Seçimlerle ilgili her türlü manipülasyona başvuracakları konusunda bir tereddüdümüz yok. Lakin seçimleri kaybetseler dahi gitmeyecekler halindeki algının yaygınlaştırılması ve yerleştirilmesi uğraşlarını son derece tehlikeli buluyoruz. Bütün demokrasi, adalet ve özgürlük arzulayanlara hayli net davette bulunuyorum: Bu tartışmaya asla prim vermeyin, bu tartışmanın ortasında yer almayın. Tam tersine, gücümüzü hem çaba alanlarında birebir vakitte seçimlerde en yüksek seviyeye çıkaracak çalışmalara odaklanmalıyız.
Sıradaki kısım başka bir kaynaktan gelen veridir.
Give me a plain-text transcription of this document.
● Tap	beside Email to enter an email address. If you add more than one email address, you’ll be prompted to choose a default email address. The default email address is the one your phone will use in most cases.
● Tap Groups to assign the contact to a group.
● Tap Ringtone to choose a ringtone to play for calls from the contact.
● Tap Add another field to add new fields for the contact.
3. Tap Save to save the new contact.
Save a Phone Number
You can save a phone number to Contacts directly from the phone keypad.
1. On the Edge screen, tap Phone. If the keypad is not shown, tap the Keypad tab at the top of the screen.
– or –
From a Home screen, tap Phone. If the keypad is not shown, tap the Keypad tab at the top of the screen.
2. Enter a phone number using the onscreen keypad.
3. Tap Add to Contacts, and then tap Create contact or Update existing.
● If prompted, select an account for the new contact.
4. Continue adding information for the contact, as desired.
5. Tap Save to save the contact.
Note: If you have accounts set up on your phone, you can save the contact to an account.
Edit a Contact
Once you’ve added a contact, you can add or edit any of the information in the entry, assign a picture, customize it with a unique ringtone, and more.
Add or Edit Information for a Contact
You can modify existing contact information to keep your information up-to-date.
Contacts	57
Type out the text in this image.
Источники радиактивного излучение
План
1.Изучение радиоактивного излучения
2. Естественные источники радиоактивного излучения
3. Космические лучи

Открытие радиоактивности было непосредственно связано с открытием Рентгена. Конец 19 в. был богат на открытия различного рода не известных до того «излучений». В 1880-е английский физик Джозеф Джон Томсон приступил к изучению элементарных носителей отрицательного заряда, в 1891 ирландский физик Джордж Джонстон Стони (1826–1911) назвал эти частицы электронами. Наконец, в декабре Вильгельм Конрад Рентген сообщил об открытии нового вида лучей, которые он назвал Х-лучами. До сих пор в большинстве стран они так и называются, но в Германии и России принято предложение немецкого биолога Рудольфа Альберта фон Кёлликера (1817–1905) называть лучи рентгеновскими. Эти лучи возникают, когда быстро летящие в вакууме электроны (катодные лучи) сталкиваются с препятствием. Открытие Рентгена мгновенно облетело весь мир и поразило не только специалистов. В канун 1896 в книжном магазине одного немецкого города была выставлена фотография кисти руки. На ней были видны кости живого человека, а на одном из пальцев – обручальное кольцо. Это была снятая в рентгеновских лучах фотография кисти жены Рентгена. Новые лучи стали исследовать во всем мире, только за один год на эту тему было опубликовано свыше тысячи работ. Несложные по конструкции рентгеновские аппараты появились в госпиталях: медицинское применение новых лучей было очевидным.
“YENİ TAHLİL SÜRECİ MÜMKÜN GÖRÜNMÜYOR”

– ‘Yeni tahlil süreci’ tezleri ve “Muhalefet partileri Öcalan ile görüşsün” demecinizi açar mısınız?


AKP yahut iktidar bloku ile HDP içinde bu bahiste rastgele bir görüşme ya da temas olmamıştır. 2013-2015 şekli bir tahlil süreci, bu iktidarın zihniyeti ve uyguladığı siyaset göz önünde bulundurulduğunda mümkün görünmüyor. Teklifimiz iktidardan beklemeden, epey geniş bir toplumsal tabana dayanan, odağında Meclis’in olduğu bir barış ve toplumsal dönüşüm sürecini şimdiden örmektir. Burada da temel harekete geçmesi gereken güçler, bütün muhalefet partileri ve toplumun demokratik dinamikleridir. “İktidar, HDP ile görüşecek. İmralı devreye sokulacak” üzere bir var iseyım, iktidarın tam da istediği şekilde bir spekülasyondur. Bu hususta öbür muhalefet partilerinden de -bizimki kadar olmasa bile- daha açık, net ve geleceğe dair umut verici bir vaat duymak istiyoruz.